Sicherheitsrisiken unter Linux

Verfehlte Schutzimpfung

von Achim Leitner


Persönliche Firewalls, Dialer-Schutzprogramme und Virenscanner gehören auf Windows-Systemen zur Standardausstattung sicherheitsbewusster Anwender. Ihre Linux-Kollegen dürfen sich auch ohne diese teuren Helfer ins Internet wagen.

Per Internet Explorer und Outlook Express ohne Viren-Schutzprogramm ins Web: Dieser Windows-Spaß gilt gemeinhin als fahrlässig, und das zu Recht. Linux-Anwender hingegen verzichten auf Virenscanner, dennoch sind Angriffe auf diese Systeme weitaus seltener. Es stellt sich die Frage, warum dem so ist und ob Antiviren-Software nicht auch für den Pinguin Pflicht sein sollte.

Um es vorweg zu nehmen: Theoretisch könnten diese Programme tatsächlich auch Ihrem Linux-Systemen etwas zusätzlichen Schutz gewähren. Praktisch können Sie aber auch sehr gut darauf verzichten. Bevor Sie auch nur über Virenabwehr nachdenken, sind andere Maßnahmen wesentlich wichtiger und wirksamer: Updates, sichere Konfiguration und vorsichtiger Umgang mit Mail und Web.

Der Begriff "Virus" hat heute seine enge Definition verloren und dient vermehrt als Oberbegriff für sämtliche schädliche Software. Dieser bedauerliche Bedeutungswechsel führt zu Verwirrung und Mehrdeutigkeiten: Wer von einem Virus spricht, meint vielleicht einen Wurm oder ein trojanisches Pferd, vielleicht aber auch einen echten Virus. Der folgende Text bleibt daher bei der engen Definition: Nur ein Virus heißt Virus, der Oberbegriff lautet Malware oder Schadprogramm.

Dabei ist die Unterscheidung ganz leicht: Viren verändern ein vorhandenes Programm und sorgen dafür, dass jeder Start dieses Programms auch den Viren-Code ausführt. Wie ihre biologischen Vorbilder brauchen Viren den Wirt. Die Technik funktioniert zwar unter Linux, wie einige wenige real existierende Viren beweisen, eine Epidemie ist aber weitgehend ausgeschlossen und bisher auch ausgeblieben. Die Gründe dafür liegen in Technik und Organisation von Linux und dessen Anwendern.

Virengefahr

Um sich weiter zu verbreiten, infiziert ein Virus fremde Software. Unter älteren Windows-Versionen hat er dabei freie Hand, Linux bremst Viren aber aus. So lange Sie als normaler User und nicht als Root arbeiten, dürfen die Programme und damit auch die Viren weder System-Software noch fremde Programmdateien überschreiben.
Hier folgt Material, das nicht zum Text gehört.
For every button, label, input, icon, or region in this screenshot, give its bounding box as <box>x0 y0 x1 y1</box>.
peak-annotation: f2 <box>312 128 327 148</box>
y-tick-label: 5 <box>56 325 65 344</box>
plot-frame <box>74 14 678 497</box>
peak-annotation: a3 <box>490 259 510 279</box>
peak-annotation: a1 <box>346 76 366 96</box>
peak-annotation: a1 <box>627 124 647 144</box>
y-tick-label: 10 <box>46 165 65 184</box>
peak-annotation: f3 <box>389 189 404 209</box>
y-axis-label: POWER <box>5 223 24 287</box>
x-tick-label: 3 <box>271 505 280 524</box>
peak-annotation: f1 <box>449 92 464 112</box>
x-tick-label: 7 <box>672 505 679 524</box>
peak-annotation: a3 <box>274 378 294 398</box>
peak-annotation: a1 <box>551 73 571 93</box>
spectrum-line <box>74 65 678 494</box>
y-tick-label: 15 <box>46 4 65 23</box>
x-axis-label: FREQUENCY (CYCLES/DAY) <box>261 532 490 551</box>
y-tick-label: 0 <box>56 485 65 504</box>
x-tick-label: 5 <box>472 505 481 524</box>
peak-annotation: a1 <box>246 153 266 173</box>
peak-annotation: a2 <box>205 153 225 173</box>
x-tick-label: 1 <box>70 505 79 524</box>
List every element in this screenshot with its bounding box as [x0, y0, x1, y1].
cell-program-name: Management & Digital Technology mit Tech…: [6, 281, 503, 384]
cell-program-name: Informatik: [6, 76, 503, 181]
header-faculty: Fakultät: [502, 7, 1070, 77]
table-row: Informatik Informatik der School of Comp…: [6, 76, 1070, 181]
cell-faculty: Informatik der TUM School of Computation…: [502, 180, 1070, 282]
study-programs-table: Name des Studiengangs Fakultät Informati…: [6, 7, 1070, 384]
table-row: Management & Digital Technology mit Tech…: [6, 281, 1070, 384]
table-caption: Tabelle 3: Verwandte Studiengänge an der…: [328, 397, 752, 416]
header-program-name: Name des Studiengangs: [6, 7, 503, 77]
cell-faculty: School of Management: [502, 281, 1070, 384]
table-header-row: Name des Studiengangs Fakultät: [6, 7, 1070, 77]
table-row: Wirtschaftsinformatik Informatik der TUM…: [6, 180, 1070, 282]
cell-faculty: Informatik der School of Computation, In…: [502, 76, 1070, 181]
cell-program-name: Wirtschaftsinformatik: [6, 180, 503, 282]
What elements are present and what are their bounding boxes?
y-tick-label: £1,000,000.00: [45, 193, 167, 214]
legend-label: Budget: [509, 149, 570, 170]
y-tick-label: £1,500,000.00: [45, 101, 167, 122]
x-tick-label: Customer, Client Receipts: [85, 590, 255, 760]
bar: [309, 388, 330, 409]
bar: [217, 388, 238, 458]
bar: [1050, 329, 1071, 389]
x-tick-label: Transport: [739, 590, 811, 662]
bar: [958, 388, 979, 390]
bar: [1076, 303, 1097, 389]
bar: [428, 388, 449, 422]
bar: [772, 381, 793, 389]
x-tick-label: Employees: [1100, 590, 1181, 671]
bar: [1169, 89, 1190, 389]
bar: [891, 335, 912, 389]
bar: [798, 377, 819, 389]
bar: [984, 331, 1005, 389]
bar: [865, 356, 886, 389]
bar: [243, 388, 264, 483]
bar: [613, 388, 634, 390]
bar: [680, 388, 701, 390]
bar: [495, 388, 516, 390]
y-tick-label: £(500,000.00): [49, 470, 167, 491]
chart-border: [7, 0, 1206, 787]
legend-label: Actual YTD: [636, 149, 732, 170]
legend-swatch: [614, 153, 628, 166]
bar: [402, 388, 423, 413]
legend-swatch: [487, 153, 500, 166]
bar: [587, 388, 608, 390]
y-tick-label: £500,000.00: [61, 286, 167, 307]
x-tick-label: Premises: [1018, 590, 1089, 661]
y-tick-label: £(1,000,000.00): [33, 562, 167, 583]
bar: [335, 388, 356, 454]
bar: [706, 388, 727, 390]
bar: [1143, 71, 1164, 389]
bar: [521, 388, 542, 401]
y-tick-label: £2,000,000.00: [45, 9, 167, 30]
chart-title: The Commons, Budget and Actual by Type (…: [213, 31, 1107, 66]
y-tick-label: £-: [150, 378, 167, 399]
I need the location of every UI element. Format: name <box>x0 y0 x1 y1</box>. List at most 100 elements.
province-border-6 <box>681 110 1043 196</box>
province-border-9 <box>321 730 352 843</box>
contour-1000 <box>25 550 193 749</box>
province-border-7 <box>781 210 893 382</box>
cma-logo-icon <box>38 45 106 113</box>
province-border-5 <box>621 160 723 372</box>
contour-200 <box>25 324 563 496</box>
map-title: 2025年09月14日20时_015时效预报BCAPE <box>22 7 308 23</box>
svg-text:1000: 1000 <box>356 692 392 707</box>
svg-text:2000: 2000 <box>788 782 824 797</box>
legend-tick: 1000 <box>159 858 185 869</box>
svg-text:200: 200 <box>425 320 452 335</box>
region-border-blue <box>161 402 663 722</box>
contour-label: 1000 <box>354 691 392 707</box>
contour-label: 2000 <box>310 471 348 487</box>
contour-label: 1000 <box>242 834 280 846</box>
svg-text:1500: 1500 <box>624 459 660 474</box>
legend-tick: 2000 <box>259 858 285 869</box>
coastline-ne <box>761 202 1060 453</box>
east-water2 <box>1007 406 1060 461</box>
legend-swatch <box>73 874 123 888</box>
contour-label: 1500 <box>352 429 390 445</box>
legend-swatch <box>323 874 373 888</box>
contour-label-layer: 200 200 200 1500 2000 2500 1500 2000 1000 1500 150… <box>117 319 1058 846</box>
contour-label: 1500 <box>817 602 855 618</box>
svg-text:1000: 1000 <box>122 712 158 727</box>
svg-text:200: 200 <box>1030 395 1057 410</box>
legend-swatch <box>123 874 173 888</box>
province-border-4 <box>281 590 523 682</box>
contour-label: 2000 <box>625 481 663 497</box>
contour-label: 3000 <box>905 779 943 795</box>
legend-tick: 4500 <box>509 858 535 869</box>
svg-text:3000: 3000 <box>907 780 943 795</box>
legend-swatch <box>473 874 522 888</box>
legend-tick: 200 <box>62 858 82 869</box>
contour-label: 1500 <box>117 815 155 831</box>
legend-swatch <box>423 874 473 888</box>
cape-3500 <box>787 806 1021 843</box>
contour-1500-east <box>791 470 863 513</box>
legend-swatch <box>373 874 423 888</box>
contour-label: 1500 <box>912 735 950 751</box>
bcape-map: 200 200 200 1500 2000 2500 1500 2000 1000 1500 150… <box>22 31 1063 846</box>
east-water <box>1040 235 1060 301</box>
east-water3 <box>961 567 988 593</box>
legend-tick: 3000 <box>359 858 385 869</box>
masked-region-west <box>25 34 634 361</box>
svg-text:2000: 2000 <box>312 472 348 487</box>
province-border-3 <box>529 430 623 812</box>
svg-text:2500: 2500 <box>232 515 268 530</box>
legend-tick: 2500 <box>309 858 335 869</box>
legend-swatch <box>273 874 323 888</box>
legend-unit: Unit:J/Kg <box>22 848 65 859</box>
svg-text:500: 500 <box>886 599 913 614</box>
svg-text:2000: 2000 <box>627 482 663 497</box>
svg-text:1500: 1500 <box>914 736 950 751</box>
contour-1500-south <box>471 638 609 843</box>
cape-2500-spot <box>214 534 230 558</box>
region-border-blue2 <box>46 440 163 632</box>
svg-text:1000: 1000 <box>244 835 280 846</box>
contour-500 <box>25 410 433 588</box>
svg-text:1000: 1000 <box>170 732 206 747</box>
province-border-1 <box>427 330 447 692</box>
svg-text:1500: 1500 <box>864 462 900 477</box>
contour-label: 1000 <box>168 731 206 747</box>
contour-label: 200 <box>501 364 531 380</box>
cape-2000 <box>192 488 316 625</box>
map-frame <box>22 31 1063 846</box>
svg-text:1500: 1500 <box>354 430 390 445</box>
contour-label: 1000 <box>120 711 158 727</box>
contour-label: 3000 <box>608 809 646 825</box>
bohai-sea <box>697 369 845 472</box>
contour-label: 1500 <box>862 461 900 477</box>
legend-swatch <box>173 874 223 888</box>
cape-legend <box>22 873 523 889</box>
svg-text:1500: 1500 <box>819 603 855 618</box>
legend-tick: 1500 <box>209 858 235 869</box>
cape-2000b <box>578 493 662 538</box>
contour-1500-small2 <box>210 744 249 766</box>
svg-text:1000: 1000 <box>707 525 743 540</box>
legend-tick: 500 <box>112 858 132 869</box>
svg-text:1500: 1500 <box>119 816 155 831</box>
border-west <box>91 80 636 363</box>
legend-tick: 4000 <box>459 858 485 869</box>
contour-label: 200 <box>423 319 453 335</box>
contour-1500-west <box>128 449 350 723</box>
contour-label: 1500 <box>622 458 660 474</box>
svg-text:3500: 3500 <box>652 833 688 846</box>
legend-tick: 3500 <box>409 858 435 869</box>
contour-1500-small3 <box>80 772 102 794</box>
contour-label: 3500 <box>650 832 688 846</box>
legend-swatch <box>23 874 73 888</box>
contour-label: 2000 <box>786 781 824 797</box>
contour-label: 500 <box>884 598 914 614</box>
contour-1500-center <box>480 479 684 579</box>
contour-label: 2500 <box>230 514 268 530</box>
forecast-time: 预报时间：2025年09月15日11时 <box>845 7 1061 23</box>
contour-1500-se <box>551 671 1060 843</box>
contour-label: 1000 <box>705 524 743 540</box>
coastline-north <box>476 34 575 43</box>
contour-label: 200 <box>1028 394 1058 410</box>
Dem Virus fehlt damit ein Ausbreitungsweg: Er kann keine Programme infizieren, selbst wenn ihn jemand einschleppt. Dazu kommt, dass sich Linux-Anwender kaum gegenseitig Software zuschicken. Daran wird sich künftig nichts ändern: So lange die Programme frei verfügbar sind bleiben Warez (Raubkopien) uninteressant. Originalsoftware lädt man leichter und schneller von der Distributions-CD, einer Heft-CD oder der Originalseite der Entwickler. So lange Sie als Linux-Anwender keine Programme starten, die aus dunklen Quellen stammen, findet kein Virus den Weg auf Ihren Rechner.

Sehr sinnvoll sind Linux-Virenscanner in gemischten Umgebungen: Läuft das Schutzprogramm auf einem Datei- oder Mail-Server, der auch Windows-Clients bedient, dann schützt Linux die Windows-Rechner vor den Gefahren.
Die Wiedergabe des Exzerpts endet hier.